Sunday, 31 January 2016

MOYSHE-NOSN GRUDZIN

MOYSHE-NOSN GRUDZIN (b. January 8, 1911)
            He was born in Zembrove (Zambrów), Poland.  He studied in religious elementary school and in a Tarbut school.  At age twelve he began to work.  From the middle of the 1920s until 1937, he lived in Warsaw.  He then left for Uruguay.  He was active in the leftist movement.  He debuted in print with a poem in Kleyne folkstsaytung (Little people’s newspaper) (Warsaw, 1928).
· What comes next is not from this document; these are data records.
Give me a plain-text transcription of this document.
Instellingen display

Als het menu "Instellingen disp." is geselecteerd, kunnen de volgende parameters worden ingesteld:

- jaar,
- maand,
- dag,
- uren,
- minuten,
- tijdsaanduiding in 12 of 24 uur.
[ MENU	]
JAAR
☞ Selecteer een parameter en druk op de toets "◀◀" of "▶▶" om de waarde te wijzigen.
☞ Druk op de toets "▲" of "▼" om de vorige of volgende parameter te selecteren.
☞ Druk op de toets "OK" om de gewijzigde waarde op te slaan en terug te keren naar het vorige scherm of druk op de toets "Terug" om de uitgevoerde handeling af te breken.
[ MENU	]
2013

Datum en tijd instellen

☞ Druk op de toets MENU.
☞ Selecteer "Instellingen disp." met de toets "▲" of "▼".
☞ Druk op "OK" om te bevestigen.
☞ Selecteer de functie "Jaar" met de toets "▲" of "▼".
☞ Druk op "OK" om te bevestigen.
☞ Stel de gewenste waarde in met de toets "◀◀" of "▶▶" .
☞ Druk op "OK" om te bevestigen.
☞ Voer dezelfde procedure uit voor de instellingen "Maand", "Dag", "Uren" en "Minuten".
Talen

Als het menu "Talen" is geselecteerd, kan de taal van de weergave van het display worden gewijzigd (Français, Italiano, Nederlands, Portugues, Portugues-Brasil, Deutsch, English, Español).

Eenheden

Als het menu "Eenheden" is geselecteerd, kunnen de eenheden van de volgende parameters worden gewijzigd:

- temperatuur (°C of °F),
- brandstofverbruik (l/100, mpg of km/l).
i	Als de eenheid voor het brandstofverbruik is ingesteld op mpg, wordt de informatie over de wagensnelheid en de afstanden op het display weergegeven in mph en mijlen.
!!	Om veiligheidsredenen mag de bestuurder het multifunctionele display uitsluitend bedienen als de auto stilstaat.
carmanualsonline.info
From 1938 he was a contributor to the leftist daily paper Unzer fraynt (Our friend) in Montevideo with poetry, stories, and political articles.  In book form: Der blutiker onheyb, drame (The bloody beginning, a play) (Montevideo, 1945), 96 pp.  He translated from Spanish (with Boris Shifres) Bafrayte erd (Liberated lands [Tierras liberadas]) by Kh. Miro (Montevideo, 1940).  Among his pen names: N. G., A. Braver, N. Braver, N. Goldshteyn, Natan Felon, and M. Grodzhenski.

Berl Kagan, comp., Leksikon fun yidish-shraybers (Biographical dictionary of Yiddish writers) (New York, 1986), cols. 174-75.